Incorporating Conceptual Clarity and Topic Coverage into Flesch-Kincaid Readability Model for University Course Content Analysis
Keywords:
CCTC-enhanced FRE Score, Educational Quality Assessment, Readability Metrics, Course Content Analysis, Natural Language ProcessingAbstract
While the Flesch-Kincaid (FK) formula remains a standard for readability assessment, current research highlights its limitations in measuring actual text comprehension due to its focus on surface-level linguistic features. This study addresses this gap by developing the Conceptual Clarity and Topic Coverage (CCTC) enhanced Flesch Reading Ease (FRE) model, which integrates semantic coherence and syllabus alignment into the traditional readability framework.
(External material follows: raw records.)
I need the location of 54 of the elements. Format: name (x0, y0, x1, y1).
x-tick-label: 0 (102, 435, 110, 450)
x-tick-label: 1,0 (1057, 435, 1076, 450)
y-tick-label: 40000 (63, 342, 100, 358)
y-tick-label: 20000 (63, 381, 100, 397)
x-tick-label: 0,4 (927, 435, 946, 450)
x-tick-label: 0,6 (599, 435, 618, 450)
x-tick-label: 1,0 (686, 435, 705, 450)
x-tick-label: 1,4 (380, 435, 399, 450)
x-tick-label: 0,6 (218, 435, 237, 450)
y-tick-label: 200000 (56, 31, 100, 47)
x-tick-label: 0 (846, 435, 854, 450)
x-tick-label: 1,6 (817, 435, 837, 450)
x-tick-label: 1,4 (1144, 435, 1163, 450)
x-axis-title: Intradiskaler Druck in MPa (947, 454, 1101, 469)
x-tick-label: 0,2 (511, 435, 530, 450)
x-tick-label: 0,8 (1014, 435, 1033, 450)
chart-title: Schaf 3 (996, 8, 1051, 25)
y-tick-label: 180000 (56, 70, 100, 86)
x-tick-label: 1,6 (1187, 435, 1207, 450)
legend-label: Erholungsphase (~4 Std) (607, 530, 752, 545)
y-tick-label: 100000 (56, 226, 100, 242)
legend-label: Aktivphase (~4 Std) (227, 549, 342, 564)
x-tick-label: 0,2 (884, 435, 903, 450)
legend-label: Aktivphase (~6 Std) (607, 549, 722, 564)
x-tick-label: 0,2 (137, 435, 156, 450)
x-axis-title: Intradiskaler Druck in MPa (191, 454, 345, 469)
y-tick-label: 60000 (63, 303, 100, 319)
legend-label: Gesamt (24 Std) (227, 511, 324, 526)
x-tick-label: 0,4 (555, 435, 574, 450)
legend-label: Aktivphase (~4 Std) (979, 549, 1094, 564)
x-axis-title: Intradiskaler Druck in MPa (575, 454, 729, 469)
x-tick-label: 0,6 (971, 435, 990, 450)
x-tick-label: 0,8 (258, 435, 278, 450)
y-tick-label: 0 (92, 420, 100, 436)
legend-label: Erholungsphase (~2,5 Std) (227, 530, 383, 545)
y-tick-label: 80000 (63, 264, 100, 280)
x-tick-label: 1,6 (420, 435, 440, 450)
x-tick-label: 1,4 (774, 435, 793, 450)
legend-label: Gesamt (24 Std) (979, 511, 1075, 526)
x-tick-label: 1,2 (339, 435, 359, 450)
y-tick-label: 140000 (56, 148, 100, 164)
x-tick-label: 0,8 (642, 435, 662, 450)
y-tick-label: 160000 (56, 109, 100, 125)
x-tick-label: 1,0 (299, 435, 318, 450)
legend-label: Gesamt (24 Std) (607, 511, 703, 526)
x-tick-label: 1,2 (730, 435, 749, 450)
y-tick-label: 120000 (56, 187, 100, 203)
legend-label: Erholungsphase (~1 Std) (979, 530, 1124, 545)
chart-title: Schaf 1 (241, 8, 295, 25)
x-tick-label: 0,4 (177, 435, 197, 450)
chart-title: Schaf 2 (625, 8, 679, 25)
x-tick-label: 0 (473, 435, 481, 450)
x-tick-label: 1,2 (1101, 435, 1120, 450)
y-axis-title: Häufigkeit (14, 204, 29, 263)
The system, implemented via a Flask-based web application, automates the evaluation of university course materials using a pipeline of Latent Dirichlet Allocation (LDA) for topic distribution and TF-IDF cosine similarity for conceptual clarity. Validation was performed using a dataset of Computer Science courseware benchmarked against expert human ratings. Statistical analysis via ANOVA and Pearson correlation demonstrated that the CCTC-enhanced FRE score achieves a significantly higher correlation with human judgment (τ=0.86, ρ<0.05) compared to traditional metrics such as the standard FRE (τ=0.86), Gunning Fog (-0.56), and SMOG (-0.77). These findings provide empirical evidence that incorporating semantic and thematic depth significantly improves the accuracy of automated readability assessments in technical academic contexts. This research offers a robust framework for educational quality assurance and data-driven curriculum design.